The plastic within which the candies have been wrapped is also significant. It reminds many, who saw the works at the time, of the masses of ‘plastics’ (condoms) given out ‘like candy’ throughout the gay community in Los Angeles. Others have said that the act of eating such a compartmentalised confectionary off a gallery floor (which one would not normally do) bears witness to the stigma against HIV-positive individuals. González-Torres is basically asking us: You wouldn’t eat unwrapped candy off the floor? Even today, the notions of ‘clean’ and ‘dirty’ affect those who are HIV-positive. The colours of the wrappers are also relevant. In other works, such as “Untitled” (USA Today) he uses red, white, and blue wrappers to symbolise the USA, whereas, in “Untitled” (Portrait of Ross in L.A.) they were multicoloured. I see this as a direct reference to the rainbow Pride flag and possibly a comparison to the diversity of the LGBTQ+ community.

Mass production and cultural heritage play a role in this piece also. González-Torres actively wanted to avoid the American stereotype of South American art as vibrant, busy, and colourful by using simple, usually monochromatic, mundane objects. The plastic material, uniformity of form, and ‘ready-made’ replicability of the sweets comments on the rise of modern consumerism. In his instructional contracts, he would outline how the installation’s medium was an “endless supply”, just like the ubiquitous production of identical goods found in every corner of the USA. 

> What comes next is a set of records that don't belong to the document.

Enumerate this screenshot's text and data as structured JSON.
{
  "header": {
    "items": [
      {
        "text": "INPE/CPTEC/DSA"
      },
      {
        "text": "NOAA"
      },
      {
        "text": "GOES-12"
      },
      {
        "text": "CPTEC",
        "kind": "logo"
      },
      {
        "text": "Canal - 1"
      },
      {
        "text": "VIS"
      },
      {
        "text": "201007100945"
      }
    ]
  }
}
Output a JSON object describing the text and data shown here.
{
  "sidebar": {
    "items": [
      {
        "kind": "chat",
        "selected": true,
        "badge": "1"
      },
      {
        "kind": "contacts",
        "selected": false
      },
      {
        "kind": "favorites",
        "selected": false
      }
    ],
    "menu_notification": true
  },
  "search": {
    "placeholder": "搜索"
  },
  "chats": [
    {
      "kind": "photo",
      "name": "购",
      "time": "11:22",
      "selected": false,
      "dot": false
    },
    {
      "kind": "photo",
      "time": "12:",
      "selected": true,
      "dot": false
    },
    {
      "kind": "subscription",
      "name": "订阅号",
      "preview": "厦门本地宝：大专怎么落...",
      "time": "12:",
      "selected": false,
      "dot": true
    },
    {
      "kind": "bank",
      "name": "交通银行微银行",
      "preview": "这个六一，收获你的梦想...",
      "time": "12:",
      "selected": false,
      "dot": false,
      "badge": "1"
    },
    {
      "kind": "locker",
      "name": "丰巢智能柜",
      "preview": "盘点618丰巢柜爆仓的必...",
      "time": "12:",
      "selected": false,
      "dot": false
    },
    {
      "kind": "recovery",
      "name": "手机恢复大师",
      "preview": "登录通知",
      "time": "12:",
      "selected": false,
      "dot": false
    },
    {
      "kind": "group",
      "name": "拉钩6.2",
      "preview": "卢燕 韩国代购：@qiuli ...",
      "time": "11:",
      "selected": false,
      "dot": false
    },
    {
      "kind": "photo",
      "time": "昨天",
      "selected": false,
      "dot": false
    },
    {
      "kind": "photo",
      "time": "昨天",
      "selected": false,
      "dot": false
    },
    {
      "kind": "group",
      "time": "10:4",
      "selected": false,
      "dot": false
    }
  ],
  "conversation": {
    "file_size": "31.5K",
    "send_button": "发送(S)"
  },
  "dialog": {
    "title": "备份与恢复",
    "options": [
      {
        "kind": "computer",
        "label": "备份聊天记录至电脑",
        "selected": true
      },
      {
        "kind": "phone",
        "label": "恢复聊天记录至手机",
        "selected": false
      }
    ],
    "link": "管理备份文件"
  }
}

Finally, I would like to end with a quote from an interview in 1995, in which González-Torres says the following regarding his work being featured in an exhibition at the Guggenheim in New York City: “I’m gay. But I don’t make work about being gay … [I] just include it … [I make the work about being] In love with a man … it’s very political. Because you are going against the grain of what you are supposed to be doing. You are not supposed to be in love with another man, to have sex with another man. … [My art] is sentimental, but it’s also about infiltration. It’s beautiful; people get into it. But then, the title or something, if you look really closely at the work, gives out that it’s something else.” In my opinion, this demonstrates his desire to circumvent the anti-gay narrative and divulge his art to a wider audience, whilst leaving hints for those eagle-eyed LGBT-few. So, now over to you. Next time you see a pile of sweets spilling out of a bag, or a pile of haphazardly placed everyday objects, think about what they could symbolise. Or think of what ordinary things you could use to convey a deep meaning of something important to you.